Rita tilted her head toward the deserted lot across the alley. “We’ve been working.”

I turned my head and saw that the lot had been completely cleared of any and all trash. The soil had been overturned and was now dark, not just from the rain. It looked as though it had been mixed with some kind of fertilizer. It smelled like it, too; the earthy scent of manure hung in the air.

“Working on what?” I asked, swinging my gaze back to look at Jack.

He reached over and took my hand. “Come look.”

“Here,” Rita said, taking Jasper’s leash from my grasp. She grinned from ear to ear. “I’ll hold on to this fella.”

Jack led me over to the lot and pointed to a stack of weathered railroad ties over by the brick wall. “See? We’ll be able to build raised beds with those. A friend of mine over at the train station gave them to me for free.”

“Okay,” I said, drawing the word out. I looked at the railroad ties and then back at him. “I still don’t get it.”

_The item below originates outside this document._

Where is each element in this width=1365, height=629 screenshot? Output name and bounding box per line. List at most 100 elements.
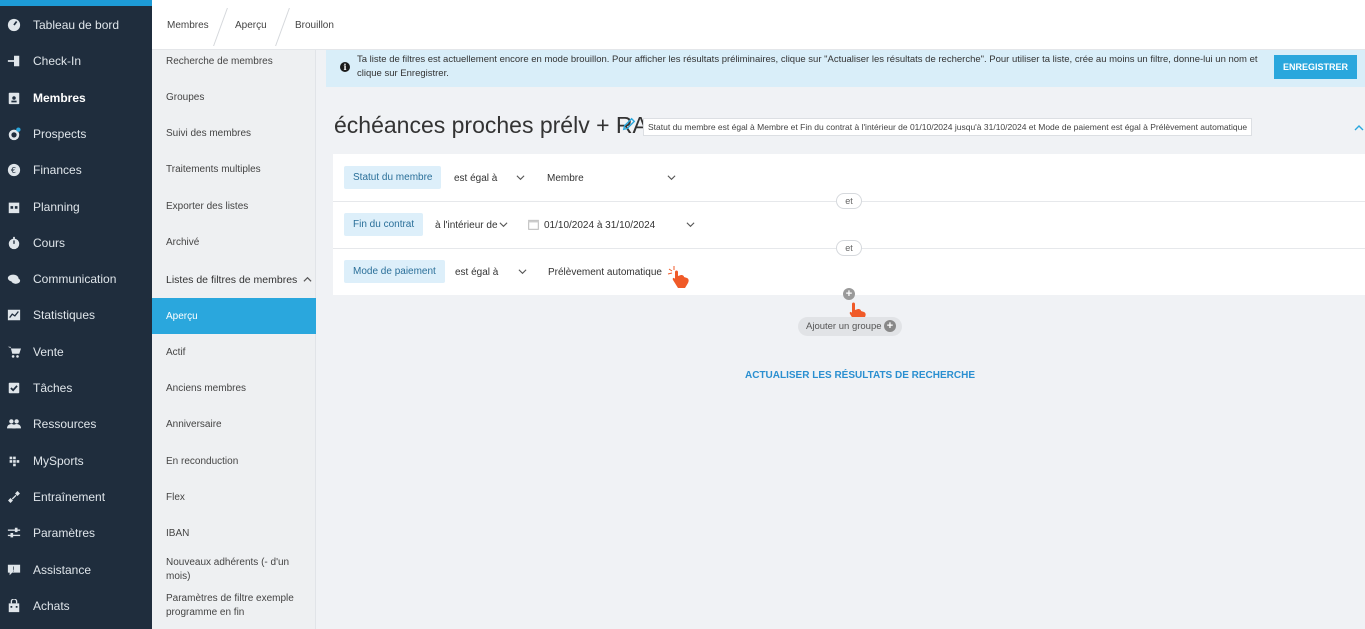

He grabbed my shoulders and turned me around to face the corner off to our left, which was taken up by an enormous pile of yellow-netted bags filled with flower bulbs. “It’s the new Garden of Eden,” he said. “I checked with the nursery and since we haven’t had our first freeze, it’s not too late to get the bulbs in the ground. I’m going to leave a few of the beds empty so the clients can help plant some vegetables next spring. Maybe some tomatoes and corn.” He squeezed my hand. “It gets great sun back here and I’ll have to put up a fence with a lock so people don’t just come in and steal from it, but I think it’s a great use of the space, don’t you?”

 

For a minute, I couldn’t speak. He wasn’t breaking up with me. He was giving me a gift. One more meaningful than anything else I’d ever received.

Jack leaned over and kissed my cheek. “Don’t you like it?” he asked.

I pressed my lips together and nodded briskly. I looked at him, hoping my eyes conveyed the emotion I felt. My heart ached, but I couldn’t tell whether it was more from the pain of the argument with my mother or the happiness I felt seeing the garden. I threw my arms around his neck and pushed my mouth against his ear. “I love it,” I whispered. “Thank you.”

He pulled back and kissed me. “My pleasure.”

“You did all of this this morning?”

 

“I’ve been thinking about doing it since we found your dad’s painting in the basement and you told me the story of how you two planted your garden. But I had some help getting it started.” He shifted and nodded his head toward Rita, who was crouching down and scratching Jasper’s belly. She looked up and gave me a thumbs-up sign and another huge grin. I waved and smiled back, then gave Jack a playful smack on his shoulder.

“So,” I said, “when I was here yesterday you already knew what you were going to do with the lot and you didn’t tell me?”

He shrugged innocently. “I wanted to get the beds in first, but after the morning you had with the letters from your dad and having to talk with your mom, I thought you could use something positive. A few clients volunteered to clear out the rest of the garbage and Tom brought in the topsoil from the nursery. It still needs a lot of work, but I thought maybe we could get the bulbs in this afternoon.” He smiled. “But we do have one problem.”

I looked at him quizzically. “Oh yeah? What’s that?” At that point, I wasn’t sure I could handle another problem.

“I’ve never planted a garden before. I’m excited to see how it turns out.”

“Well,” I said, hearing my father’s low-timbred voice as I repeated the same lesson he’d taught me so long ago, “good things come to those who wait. I’ll show you how to start.”